ヤマユリを見に行く前に、長篠のあたりにちょっとした蓮名所となっている医王寺というのがあるというので寄ってみた。151号線の長篠交差点から少し北に入っていったところだ。
案内標識に従って行ってみると、確かに蓮池はあった。しかし、遅かった。着いた頃はもう11時を回っていて、こんな時間まで起きている蓮はいなかった。若い蓮はしっかり花を閉じて眠りについていて、年を取った蓮だけがわずかに開いているのみだった。本気で蓮を撮ろうと思ったら、朝7時には行かないといけない。そんな朝っぱらからと思うかもしれないけど、有名な蓮スポットに行ってみるとすでに大勢の先客がいて驚くそうだ。根性のない私はそんな時間、そんな場所へ行ったことがないから状況を想像できない。
長篠の戦いのとき、長篠城を攻める武田勝頼が本陣をしいていたのが、この医王寺のあたりだったといわれている。寺の奥へ入っていくと石碑や資料館もあったようなのけど、時間がなかったので省略した。長篠周辺は長篠合戦の跡がいろいろ残っているから、戦国野郎、戦国お嬢にとってはなかなか興味深いところだ。

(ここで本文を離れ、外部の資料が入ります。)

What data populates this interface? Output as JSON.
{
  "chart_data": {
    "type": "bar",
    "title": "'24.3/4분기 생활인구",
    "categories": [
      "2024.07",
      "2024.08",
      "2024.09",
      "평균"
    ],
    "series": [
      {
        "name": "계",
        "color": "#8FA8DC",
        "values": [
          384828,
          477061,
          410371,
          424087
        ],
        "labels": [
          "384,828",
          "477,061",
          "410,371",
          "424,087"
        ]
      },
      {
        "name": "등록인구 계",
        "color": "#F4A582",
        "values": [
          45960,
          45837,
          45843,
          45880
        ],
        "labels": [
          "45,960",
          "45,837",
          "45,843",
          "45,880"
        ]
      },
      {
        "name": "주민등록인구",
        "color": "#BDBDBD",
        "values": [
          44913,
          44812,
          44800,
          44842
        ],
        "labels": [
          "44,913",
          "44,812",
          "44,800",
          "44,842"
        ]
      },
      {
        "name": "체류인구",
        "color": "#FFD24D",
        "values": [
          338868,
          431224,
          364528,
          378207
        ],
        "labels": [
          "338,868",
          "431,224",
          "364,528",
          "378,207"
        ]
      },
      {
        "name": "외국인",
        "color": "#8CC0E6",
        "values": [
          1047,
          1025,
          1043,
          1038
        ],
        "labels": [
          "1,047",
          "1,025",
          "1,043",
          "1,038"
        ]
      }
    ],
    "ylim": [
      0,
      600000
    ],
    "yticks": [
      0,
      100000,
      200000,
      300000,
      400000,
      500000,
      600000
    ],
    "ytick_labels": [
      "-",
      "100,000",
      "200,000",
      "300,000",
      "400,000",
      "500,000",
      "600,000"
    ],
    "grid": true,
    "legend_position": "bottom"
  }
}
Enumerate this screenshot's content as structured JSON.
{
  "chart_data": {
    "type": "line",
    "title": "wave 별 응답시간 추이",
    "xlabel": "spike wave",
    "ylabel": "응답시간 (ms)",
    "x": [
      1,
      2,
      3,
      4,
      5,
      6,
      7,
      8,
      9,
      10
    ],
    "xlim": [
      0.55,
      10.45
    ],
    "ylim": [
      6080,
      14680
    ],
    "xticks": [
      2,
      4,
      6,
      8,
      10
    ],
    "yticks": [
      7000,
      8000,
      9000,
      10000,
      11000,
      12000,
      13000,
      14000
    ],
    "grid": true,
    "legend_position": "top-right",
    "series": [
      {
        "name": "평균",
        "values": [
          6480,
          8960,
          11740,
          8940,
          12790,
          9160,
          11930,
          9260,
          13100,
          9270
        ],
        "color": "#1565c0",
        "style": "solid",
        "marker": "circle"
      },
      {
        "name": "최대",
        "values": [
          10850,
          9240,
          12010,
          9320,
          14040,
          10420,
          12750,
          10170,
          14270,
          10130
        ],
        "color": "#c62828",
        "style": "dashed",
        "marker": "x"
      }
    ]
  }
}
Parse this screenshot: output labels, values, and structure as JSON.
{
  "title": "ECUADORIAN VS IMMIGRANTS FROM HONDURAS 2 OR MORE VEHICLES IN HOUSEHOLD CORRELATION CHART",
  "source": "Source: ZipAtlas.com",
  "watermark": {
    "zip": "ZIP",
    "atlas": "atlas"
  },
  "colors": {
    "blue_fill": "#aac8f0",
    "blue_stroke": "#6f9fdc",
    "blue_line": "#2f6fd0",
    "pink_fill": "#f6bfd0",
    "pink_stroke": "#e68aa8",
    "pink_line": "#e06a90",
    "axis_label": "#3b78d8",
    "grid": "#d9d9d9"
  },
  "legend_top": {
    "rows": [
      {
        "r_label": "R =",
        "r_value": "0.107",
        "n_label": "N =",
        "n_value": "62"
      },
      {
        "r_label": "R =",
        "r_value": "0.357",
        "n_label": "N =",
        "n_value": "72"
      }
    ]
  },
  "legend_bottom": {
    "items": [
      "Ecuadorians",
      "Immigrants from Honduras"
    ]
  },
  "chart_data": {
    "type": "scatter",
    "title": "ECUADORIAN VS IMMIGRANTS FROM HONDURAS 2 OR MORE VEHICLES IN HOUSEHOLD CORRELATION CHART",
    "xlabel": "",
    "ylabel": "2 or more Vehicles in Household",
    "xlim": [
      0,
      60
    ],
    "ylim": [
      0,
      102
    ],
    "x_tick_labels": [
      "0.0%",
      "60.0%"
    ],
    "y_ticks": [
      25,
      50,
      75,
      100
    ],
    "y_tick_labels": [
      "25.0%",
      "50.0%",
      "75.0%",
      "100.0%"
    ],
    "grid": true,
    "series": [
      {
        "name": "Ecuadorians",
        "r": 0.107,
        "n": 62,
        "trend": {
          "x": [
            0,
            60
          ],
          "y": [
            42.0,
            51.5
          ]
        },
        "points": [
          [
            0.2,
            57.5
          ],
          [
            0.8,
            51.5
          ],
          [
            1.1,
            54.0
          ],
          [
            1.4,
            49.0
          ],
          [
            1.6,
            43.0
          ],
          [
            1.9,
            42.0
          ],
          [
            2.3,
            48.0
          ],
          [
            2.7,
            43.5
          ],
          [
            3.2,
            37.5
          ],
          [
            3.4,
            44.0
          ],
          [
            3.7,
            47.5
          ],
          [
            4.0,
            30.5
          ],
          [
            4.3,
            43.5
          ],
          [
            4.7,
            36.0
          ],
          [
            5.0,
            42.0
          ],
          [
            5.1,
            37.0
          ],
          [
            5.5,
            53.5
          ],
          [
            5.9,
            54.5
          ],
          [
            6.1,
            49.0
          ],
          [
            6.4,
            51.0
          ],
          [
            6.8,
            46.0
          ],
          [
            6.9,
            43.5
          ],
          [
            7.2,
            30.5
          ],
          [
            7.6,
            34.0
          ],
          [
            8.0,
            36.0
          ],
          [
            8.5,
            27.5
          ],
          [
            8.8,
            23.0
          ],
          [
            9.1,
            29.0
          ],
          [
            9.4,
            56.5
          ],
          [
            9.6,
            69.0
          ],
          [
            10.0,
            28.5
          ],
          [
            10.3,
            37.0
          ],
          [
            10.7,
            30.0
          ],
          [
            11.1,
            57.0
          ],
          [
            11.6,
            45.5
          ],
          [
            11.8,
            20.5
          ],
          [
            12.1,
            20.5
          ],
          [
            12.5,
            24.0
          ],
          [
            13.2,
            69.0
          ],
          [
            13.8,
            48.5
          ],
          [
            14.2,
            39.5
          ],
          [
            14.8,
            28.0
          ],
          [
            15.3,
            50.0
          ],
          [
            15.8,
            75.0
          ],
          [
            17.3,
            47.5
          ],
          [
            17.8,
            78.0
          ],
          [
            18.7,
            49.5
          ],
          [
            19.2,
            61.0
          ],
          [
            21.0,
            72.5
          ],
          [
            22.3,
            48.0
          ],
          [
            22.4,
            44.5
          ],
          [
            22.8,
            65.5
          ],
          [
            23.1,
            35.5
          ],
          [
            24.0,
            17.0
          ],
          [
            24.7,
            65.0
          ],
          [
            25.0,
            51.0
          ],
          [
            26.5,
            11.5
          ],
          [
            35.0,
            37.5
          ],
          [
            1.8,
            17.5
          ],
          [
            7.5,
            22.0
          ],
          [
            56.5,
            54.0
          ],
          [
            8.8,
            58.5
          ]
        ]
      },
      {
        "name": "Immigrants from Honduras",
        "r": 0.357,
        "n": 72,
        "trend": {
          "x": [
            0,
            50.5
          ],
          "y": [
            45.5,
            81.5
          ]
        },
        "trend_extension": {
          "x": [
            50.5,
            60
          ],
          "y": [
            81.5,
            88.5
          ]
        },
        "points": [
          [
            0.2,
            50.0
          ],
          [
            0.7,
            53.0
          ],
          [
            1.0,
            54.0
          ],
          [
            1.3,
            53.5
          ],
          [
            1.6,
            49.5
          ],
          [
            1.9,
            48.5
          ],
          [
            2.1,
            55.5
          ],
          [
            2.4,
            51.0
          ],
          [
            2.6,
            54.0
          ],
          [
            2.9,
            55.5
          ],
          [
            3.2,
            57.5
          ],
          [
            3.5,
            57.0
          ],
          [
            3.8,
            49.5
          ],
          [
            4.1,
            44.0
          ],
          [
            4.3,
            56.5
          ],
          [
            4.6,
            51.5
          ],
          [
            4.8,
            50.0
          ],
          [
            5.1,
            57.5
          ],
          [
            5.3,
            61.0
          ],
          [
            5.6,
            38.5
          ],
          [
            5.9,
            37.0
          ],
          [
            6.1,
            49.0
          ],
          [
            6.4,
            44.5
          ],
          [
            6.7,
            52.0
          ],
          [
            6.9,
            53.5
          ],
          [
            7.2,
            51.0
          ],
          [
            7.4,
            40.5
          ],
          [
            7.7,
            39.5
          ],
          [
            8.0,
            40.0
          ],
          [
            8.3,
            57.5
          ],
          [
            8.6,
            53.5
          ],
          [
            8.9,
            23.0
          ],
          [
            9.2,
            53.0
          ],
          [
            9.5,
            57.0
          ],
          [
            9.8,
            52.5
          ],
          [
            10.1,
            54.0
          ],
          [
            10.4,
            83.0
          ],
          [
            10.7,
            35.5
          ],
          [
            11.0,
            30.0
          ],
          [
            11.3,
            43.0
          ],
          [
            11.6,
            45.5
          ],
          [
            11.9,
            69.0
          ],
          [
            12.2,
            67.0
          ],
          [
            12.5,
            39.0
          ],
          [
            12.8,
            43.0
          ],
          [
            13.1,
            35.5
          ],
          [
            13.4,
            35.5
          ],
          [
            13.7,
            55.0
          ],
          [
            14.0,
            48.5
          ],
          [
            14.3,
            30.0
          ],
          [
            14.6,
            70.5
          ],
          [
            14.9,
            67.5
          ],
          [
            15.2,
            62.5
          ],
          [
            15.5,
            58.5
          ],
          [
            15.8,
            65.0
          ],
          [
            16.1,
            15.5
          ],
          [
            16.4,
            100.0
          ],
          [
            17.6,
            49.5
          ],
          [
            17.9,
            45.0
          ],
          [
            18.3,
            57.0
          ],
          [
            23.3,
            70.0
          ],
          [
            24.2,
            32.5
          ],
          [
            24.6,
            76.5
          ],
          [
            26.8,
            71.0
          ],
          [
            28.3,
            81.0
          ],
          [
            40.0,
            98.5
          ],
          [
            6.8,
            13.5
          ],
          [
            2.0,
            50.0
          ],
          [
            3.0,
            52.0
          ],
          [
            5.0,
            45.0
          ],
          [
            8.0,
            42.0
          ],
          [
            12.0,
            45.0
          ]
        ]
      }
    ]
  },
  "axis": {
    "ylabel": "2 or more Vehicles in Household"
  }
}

蓮の花は、3回開いて、3回閉じるを繰り返す。4回目に開いたらそのまま閉じずに花びらを散らす。最初に開くときは早朝から1時間程度で、2回目以降だんだん咲いている時間を延ばしていき、最後は夕方まで開いている。
花が開くときにポンと音がするというのは本当ではない。誰も聞いたことがないから。自分は聞いたぞというのはきっと空耳だ。
今年は無理でも来年以降のいつか、私も早朝の蓮名所に繰り出していって、一度くらいはちゃんと蓮の写真を撮りたいと思っている。2000年前の地層から現代によみがえった古代蓮、大賀蓮を本場の千葉まで見に行ってみたい。愛知県にも大賀蓮はあるけど、やっぱりロマンの問題として大賀博士に育てたところで見てみたいというのがある。冬に行ったときは一面の枯れ蓮となっていた上野不忍池は今頃一面の蓮の花となっているだろうか。
ヤマユリはまた来年と思っている。今年はあまりにも元気がなかったから、来年も様子を見に行かないと。もしかしたら、あのまま絶滅に向かってしまうのではないかと心配だ。そんなことにならなければいいけど。
今度は愛知県民の森まで足を伸ばしてみてもいい。どこかもっと穴場はないものだろうか。
一年後のことを思うと気の長い話だけど、去年のことを振り返ってみると、もう一年が経ったんだなぁと感慨深い。毎年楽しみにすることが増えるというのはいいことだ。季節の花を追いかけていれば、春から秋までは楽しみが続く。また明日、という言葉が私は好きなのだけど、また来年、という言葉も最近好きになってきた。鳳来寺のヤマユリさんたち、また来年会いにいきますね。今度は元気な姿を見せてくださいね。